1. For UK....we have QB depth for first time every. Largely due to buying off Wimsatt, Beau Allen,etc.. who would never come to UK with a younger QB ahead of them on depth chart...but NIL $$$ changes what motivates you. And I think just about every SEC school has better depth across the board.
2. For college as a whole.....this has to be a disaster. I have long predicted football programs will be closing shop in smaller schools. Why follow schools if you are a fan at places like Tennessee Chattanooga, Western Ky, UAB, etc...heck even Central Michigan, Toledo, etc...why have a team if you're a farm team for your better players jumping to P5.

I still have no idea why football allows this free agency nonsense every year. (even bigger school coaches don't like this concept). So this could go down the path of MLB...big markets get all the talent and smaller markets can't keep their own talent. And as fans get tired of this stuff.....more and more followers will just not even follow and then the money is gone and the pool keeps getting smaller and smaller of fans that follow the sport.
 
For sure this makes total sense.

1. For UK....we have QB depth for first time every. Largely due to buying off Wimsatt, Beau Allen,etc.. who would never come to UK with a younger QB ahead of them on depth chart...but NIL $$$ changes what motivates you. And I think just about every SEC school has better depth across the board.
2. For college as a whole.....this has to be a disaster. I have long predicted football programs will be closing shop in smaller schools. Why follow schools if you are a fan at places like Tennessee Chattanooga, Western Ky, UAB, etc...heck even Central Michigan, Toledo, etc...why have a team if you're a farm team for your better players jumping to P5.

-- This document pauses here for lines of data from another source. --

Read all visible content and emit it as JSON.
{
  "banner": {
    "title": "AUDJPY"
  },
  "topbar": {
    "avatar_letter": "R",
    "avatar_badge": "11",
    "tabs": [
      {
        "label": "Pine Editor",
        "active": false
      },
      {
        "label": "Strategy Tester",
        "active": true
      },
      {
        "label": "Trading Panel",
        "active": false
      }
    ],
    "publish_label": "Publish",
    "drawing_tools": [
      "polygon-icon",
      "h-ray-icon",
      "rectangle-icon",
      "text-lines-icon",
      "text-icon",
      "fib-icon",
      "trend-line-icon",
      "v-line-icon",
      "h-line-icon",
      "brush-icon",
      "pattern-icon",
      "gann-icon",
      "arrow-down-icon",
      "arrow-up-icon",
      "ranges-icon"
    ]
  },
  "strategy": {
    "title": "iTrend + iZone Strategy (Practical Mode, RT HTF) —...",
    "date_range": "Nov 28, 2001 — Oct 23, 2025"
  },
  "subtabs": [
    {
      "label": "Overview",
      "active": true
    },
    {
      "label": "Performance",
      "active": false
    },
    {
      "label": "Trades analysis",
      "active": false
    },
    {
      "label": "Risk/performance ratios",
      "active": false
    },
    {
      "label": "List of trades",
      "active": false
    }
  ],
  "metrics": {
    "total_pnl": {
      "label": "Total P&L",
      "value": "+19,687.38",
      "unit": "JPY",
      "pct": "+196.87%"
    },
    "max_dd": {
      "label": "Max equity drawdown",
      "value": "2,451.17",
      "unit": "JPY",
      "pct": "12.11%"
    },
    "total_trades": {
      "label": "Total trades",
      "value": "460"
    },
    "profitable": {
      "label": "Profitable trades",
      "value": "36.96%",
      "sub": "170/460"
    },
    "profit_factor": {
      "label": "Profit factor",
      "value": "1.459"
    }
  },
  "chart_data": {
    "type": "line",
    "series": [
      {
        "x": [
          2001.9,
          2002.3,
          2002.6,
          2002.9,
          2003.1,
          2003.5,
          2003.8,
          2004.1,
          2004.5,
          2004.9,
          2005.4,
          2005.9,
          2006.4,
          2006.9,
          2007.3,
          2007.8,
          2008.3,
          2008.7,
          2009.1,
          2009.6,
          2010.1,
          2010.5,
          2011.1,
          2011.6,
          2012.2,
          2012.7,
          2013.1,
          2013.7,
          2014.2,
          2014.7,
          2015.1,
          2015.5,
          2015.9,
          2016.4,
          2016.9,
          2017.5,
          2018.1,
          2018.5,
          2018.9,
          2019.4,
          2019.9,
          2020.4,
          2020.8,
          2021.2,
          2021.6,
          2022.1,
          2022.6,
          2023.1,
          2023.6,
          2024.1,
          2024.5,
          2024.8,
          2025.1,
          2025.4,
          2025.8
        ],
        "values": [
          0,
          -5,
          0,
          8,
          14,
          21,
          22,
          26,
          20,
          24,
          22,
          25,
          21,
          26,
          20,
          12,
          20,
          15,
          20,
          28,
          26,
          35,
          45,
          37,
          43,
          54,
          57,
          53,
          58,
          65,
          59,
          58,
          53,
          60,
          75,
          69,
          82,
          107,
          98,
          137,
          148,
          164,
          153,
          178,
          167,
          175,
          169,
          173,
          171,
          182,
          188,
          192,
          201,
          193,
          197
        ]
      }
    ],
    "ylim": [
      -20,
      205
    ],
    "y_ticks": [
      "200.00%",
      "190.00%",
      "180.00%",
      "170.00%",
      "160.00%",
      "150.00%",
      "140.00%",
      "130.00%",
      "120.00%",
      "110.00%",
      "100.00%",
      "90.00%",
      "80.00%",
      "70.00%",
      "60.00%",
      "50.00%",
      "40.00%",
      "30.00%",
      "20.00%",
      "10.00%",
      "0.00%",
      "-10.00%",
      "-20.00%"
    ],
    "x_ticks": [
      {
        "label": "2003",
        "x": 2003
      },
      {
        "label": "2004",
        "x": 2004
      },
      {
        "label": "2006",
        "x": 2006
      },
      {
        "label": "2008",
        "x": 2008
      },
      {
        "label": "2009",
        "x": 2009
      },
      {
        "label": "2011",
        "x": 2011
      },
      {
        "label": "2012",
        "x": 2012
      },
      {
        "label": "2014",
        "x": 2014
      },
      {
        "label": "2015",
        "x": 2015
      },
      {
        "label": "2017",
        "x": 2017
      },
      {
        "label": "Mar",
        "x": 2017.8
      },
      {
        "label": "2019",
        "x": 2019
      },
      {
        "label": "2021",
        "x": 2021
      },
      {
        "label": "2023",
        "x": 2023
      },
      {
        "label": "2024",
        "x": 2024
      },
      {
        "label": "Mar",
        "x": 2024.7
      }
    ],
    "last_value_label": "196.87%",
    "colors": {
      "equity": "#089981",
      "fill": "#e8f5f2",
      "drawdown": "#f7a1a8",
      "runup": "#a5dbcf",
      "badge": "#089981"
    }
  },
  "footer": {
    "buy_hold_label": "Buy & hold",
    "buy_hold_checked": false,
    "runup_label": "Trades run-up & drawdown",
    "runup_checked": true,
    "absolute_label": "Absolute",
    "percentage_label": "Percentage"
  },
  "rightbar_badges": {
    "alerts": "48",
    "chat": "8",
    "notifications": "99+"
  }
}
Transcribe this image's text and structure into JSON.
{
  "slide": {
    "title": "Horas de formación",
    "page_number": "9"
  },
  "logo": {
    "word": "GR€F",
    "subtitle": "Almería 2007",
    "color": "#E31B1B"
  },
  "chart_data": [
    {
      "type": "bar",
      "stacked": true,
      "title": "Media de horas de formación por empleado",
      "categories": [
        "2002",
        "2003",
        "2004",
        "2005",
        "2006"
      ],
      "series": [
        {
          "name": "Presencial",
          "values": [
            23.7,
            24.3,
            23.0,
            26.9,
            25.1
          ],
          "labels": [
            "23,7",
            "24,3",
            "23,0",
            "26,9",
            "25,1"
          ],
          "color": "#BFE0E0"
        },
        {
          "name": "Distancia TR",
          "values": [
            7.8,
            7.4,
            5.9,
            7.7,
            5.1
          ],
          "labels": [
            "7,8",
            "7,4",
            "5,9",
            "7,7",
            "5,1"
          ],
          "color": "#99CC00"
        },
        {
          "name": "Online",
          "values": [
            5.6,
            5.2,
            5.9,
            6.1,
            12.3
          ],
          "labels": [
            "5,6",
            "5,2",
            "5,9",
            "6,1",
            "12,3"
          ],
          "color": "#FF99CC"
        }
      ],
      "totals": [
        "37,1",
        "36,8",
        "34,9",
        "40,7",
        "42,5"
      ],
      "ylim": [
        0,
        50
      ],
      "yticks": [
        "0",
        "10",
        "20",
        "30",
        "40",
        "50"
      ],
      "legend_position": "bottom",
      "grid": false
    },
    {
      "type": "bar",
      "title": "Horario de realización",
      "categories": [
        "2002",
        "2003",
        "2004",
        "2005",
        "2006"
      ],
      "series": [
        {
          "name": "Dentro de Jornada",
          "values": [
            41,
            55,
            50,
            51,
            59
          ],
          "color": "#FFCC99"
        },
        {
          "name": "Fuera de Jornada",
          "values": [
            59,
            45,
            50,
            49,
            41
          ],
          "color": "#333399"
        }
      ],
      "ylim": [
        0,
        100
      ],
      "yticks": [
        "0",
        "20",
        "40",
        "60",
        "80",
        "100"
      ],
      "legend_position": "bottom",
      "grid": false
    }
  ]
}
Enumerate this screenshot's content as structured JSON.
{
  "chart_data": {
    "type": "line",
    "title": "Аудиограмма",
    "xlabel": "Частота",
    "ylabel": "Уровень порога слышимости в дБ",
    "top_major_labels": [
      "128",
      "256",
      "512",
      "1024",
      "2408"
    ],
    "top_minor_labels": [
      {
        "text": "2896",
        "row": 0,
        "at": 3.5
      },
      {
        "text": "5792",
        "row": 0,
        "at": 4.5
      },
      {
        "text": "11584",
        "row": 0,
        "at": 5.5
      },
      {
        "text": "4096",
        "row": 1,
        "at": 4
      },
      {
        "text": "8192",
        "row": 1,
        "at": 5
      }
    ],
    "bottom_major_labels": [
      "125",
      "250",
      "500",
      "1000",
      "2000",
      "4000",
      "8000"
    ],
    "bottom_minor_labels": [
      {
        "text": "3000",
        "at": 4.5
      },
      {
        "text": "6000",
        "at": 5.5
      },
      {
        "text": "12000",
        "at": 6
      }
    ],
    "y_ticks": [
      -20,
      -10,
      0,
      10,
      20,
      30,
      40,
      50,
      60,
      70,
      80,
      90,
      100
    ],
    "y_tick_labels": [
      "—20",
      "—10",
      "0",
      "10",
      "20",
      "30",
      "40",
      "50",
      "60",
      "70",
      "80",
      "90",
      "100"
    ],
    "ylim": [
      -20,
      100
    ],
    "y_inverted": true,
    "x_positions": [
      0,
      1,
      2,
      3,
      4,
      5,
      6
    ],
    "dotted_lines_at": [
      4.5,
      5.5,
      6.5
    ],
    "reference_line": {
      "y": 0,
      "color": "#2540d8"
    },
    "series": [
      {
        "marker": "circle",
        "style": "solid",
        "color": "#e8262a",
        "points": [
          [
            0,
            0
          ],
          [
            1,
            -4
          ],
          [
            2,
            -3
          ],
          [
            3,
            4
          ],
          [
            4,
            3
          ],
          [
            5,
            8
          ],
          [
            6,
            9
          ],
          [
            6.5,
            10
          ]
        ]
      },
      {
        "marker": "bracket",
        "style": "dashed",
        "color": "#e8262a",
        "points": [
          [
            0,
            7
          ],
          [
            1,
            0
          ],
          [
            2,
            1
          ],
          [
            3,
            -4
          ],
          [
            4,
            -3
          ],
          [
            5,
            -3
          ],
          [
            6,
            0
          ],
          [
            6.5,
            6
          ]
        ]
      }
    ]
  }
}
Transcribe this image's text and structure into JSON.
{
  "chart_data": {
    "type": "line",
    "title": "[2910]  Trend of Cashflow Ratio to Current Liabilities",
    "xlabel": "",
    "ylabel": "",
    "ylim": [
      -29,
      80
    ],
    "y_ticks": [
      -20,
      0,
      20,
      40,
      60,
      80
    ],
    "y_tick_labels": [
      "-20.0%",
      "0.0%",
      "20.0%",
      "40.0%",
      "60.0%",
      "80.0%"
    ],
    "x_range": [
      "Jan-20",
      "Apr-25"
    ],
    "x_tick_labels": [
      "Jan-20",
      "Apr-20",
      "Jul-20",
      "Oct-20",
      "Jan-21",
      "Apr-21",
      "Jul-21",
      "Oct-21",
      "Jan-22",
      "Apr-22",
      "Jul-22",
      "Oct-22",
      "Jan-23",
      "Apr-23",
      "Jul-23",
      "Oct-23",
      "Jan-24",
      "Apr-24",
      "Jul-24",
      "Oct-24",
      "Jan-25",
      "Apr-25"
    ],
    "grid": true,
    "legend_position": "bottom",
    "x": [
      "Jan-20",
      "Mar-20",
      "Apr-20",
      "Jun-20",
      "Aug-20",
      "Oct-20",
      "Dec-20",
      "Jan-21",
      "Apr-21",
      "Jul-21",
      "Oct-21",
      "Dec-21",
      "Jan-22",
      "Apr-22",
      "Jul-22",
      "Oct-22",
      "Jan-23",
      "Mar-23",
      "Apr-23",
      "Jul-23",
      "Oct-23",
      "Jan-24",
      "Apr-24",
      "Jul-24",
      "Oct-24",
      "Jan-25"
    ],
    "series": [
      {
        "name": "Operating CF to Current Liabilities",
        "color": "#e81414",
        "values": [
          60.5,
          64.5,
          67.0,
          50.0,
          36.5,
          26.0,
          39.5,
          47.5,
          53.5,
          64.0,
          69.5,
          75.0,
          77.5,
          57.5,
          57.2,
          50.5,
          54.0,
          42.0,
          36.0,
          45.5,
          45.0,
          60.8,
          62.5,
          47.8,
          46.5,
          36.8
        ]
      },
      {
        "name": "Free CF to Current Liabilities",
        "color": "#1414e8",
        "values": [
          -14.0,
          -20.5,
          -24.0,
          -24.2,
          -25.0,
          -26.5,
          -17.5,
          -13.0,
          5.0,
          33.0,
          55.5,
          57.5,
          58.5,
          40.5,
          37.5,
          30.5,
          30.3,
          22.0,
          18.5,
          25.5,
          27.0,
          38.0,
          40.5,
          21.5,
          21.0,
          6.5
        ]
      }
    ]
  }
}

I still have no idea why football allows this free agency nonsense every year. (even bigger school coaches don't like this concept). So this could go down the path of MLB...big markets get all the talent and smaller markets can't keep their own talent. And as fans get tired of this stuff.....more and more followers will just not even follow and then the money is gone and the pool keeps getting smaller and smaller of fans that follow the sport.

While I also dislike it, what I worry about it that this is the model EVERYWHERE, for just about every major profitable sport in the entire world except for the US. Most obvious in international football/soccer, but played out to a lesser extent with other sports. Athletes are able to realize their value very effectively in almost every other sport's globalized farm system. So that pressure to be the same will always be there. I love the old college football of course and hate almost everything about the new system, but I think the fact that it is played out this way almost every where else means that it is probably inevitable here. I guess the one positive we could try to find is that most of those global sports with multiple tiers and farm systems, etc have not died out, they have found a way to maintain their fanbases and markets, it is just a matter of adjusting.

I love college sports but it really is something unique to the US for the most part. Sports at colleges are restricted to clubs for the most part in other countries, with some of the more serious athletes who are in school being focused on the olympic sports rather than team ones. All those guys are in the club and farm systems instead.
 
The article does not lie . . . and any MAC or G5 program that visits Kroger should realize their younger players are auditioning for a transfer to Kentucky.

Just the way it is, and frankly, allowing the Top notch G5 players a shot to move up creates a slot for another player at the G5 level. Hardly a catastrophe, and actually a reflection of how free market economics and actual “freedom” is supposed to work.